Calano nuovi positivi, ricoveri e anche i morti "Ma non è il tempo di abbassare la guardia"

Appello della Regione dopo la crescita del numero dei lombardi per strada

Calano nuovi positivi, ricoveri e anche i morti "Ma non è il tempo di abbassare la guardia"

Meno nuovi positivi al Coronavirus, meno nuovi ricoverati in terapia intensiva, meno morti. Un altro giorno di numeri positivi nel quotidiano bollettino della Regione. Ormai si è capito che non più di picco da raggiungere si tratta, ma di plateau orizzontale da affrontare con pazienza in attesa di intravedere la discesa verso il ritorno a una normalità mai così tanto desiderata come in questi tempi di isolamento sociale. O coprifuoco, anche se qualche barlume di luce in fondo al tunnel sembra stia spingendo più di qualcuno a violare le regole. Come denuncia il vice governatore Fabrizio Sala che ogni giorno monitora i dati e che ieri ha spiegato che il numero dei lombardi che dalla tracciatura (sempre anonima) dei telefonini, risulta aver percorso ben più dei 200 metri intorno a casa consentiti, è risalito al 37 per cento. «Non una buona notizia, non è certo questo il momento di abbassare la guardia» il mantra che Sala (Fabrizio) continua a ripetere.

Tornando alle cifre il numero dei contagiati ha ormai sfondato quota 46mila, pur essendo calate a 1.292 le positività registrate ieri (erano state 1.585 il giorno prima). Flessione, e questo abbiamo imparato essere l'indicatore più significativo, ad appena 9 per i nuovi ingressi in terapia intensiva, non solo perché questi sono i casi diagnosticamente più preoccupanti e quindi umanamente più difficili da accettare, ma anche perché dal loro contenimento dipende la tenuta dell'intero sistema sanitario. Una cifra simbolica sfondata è quella dei casi in Lombardia che a quota 10.004 (più 482 ieri) hanno superato un'altra soglia psicologica. A Milano città i colpiti sono arrivati a 4.015, con un ultimo incremento di 203. Oggi si vedrà.

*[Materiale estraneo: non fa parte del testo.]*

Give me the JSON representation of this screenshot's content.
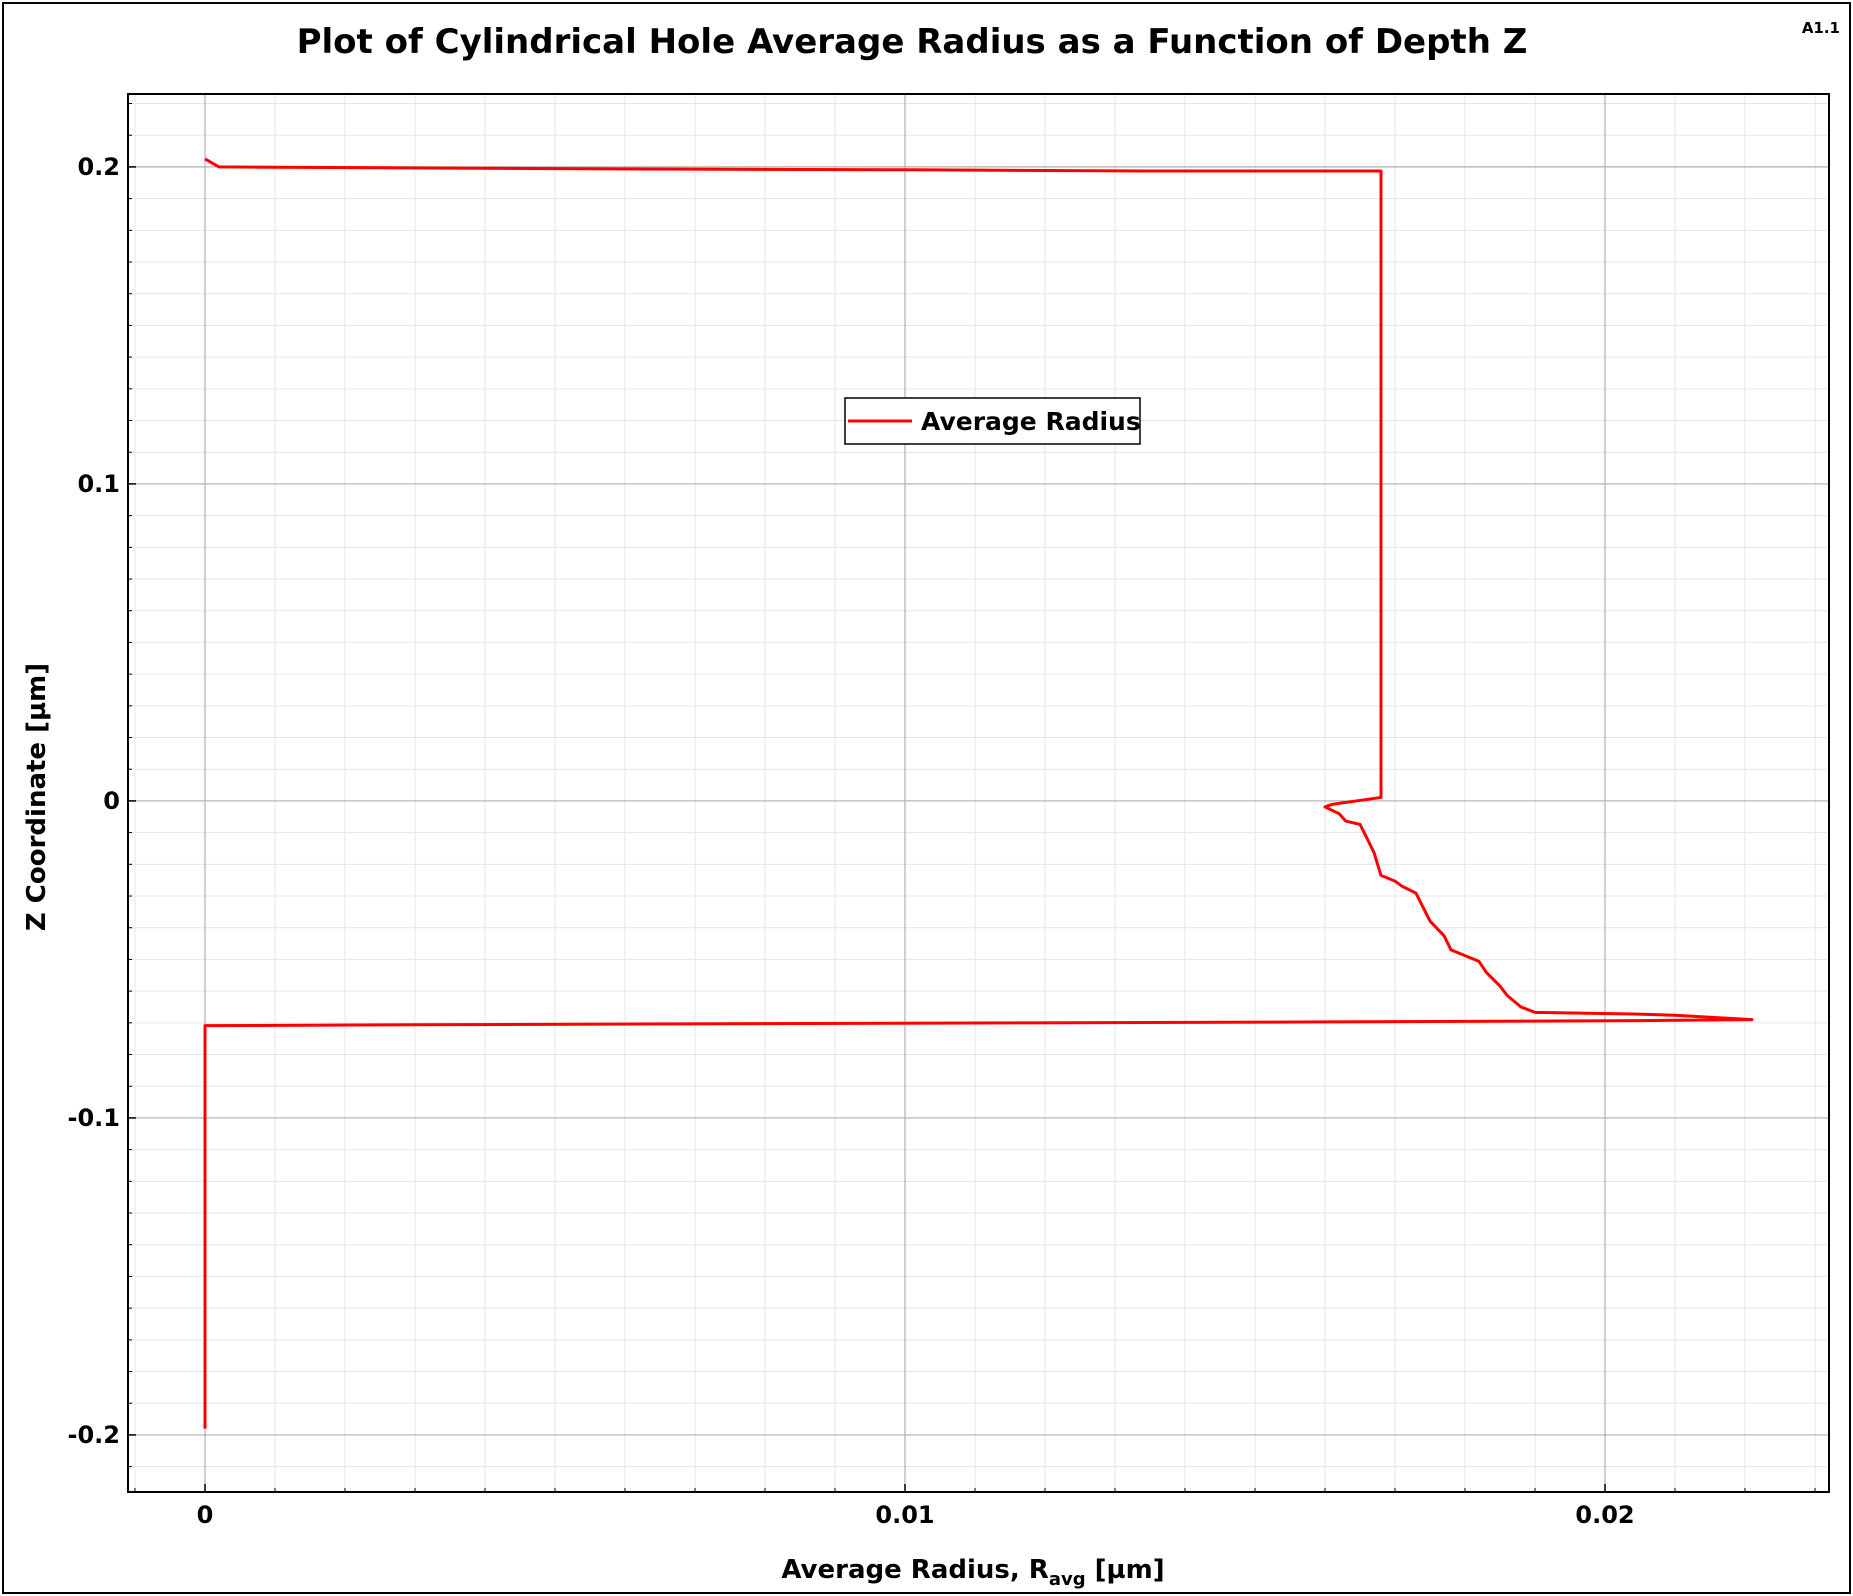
{
  "chart_data": {
    "type": "line",
    "title": "Plot of Cylindrical Hole Average Radius as a Function of Depth Z",
    "corner_tag": "A1.1",
    "xlabel": {
      "main": "Average Radius, R",
      "subscript": "avg",
      "unit": " [µm]"
    },
    "ylabel": "Z Coordinate [µm]",
    "xlim": [
      -0.0011,
      0.0232
    ],
    "ylim": [
      -0.218,
      0.223
    ],
    "x_ticks": [
      {
        "value": 0,
        "label": "0"
      },
      {
        "value": 0.01,
        "label": "0.01"
      },
      {
        "value": 0.02,
        "label": "0.02"
      }
    ],
    "y_ticks": [
      {
        "value": 0.2,
        "label": "0.2"
      },
      {
        "value": 0.1,
        "label": "0.1"
      },
      {
        "value": 0,
        "label": "0"
      },
      {
        "value": -0.1,
        "label": "-0.1"
      },
      {
        "value": -0.2,
        "label": "-0.2"
      }
    ],
    "minor_grid_step_x": 0.001,
    "minor_grid_step_y": 0.01,
    "grid": true,
    "legend_position": "center-top",
    "series": [
      {
        "name": "Average Radius",
        "color": "#ff0000",
        "points": [
          [
            0.0,
            -0.198
          ],
          [
            0.0,
            -0.0709
          ],
          [
            0.003,
            -0.0706
          ],
          [
            0.0074,
            -0.0703
          ],
          [
            0.0118,
            -0.07
          ],
          [
            0.0161,
            -0.0697
          ],
          [
            0.0205,
            -0.0693
          ],
          [
            0.0221,
            -0.069
          ],
          [
            0.021,
            -0.0676
          ],
          [
            0.0204,
            -0.0672
          ],
          [
            0.019,
            -0.0667
          ],
          [
            0.0188,
            -0.065
          ],
          [
            0.0186,
            -0.0613
          ],
          [
            0.0185,
            -0.0584
          ],
          [
            0.0183,
            -0.054
          ],
          [
            0.0182,
            -0.0506
          ],
          [
            0.018,
            -0.0488
          ],
          [
            0.0178,
            -0.047
          ],
          [
            0.0177,
            -0.0425
          ],
          [
            0.0175,
            -0.0379
          ],
          [
            0.0173,
            -0.0291
          ],
          [
            0.0171,
            -0.0269
          ],
          [
            0.017,
            -0.0253
          ],
          [
            0.0168,
            -0.0235
          ],
          [
            0.0167,
            -0.0163
          ],
          [
            0.0166,
            -0.0118
          ],
          [
            0.0165,
            -0.0074
          ],
          [
            0.0163,
            -0.0064
          ],
          [
            0.0162,
            -0.004
          ],
          [
            0.016,
            -0.0019
          ],
          [
            0.0161,
            -0.0011
          ],
          [
            0.0168,
            0.0011
          ],
          [
            0.0168,
            0.1987
          ],
          [
            0.0134,
            0.1987
          ],
          [
            0.0101,
            0.1991
          ],
          [
            0.0068,
            0.1993
          ],
          [
            0.0035,
            0.1996
          ],
          [
            0.0002,
            0.2
          ],
          [
            0.0,
            0.2025
          ]
        ]
      }
    ]
  }
}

Sul fronte delle dispute scientifiche, invece, colpisce l'intervento del direttore dell'Istituto di ricerche farmacologiche Mario Negri Giuseppe Remuzzi che, interpellato dall'Agi, risponde indirettamente a quanto dichiarato dal virologo Giorgio Palù secondo cui la causa dell'emergenza in Lombardia sarebbe in parte da attribuire ai troppi ricoveri a dispetto di una scarsa assistenza territoriale. «In Lombardia sono stati ricoverati solo i pazienti che ne avevano bisogno. Anzi, alcuni sono stati lasciati a casa, pur avendo bisogno del ricovero, a causa della saturazione dei reparti. Per dare un'idea dell'eccezionalità di questa situazione vi spiego cosa è successo a Bergamo: il primo giorno dell'emergenza sono arrivate 20 persone in ospedale che non riuscivano a respirare, il giorno dopo ne sono arrivate altre 30, il giorno dopo ancora 40, poi 70, poi 80 e così via. Tutti pazienti - spiega Remuzzi - che avevano assolutamente bisogno di aiuto e che non potevano certamente essere curate a casa. I pazienti erano così numerosi che qualcuno è dovuto rimanere a casa pur avendo bisogno del ricovero».

Per Remuzzi la situazione è molto più complessa di quanto si creda e non può essere liquidata semplicemente parlando di «eccesso di ospedalizzazione. Forse il Veneto è stato davvero più bravo, ma i numeri della popolazione sono troppo diversi ed è prematuro e anche fuori luogo provare già da ora a dare sentenze».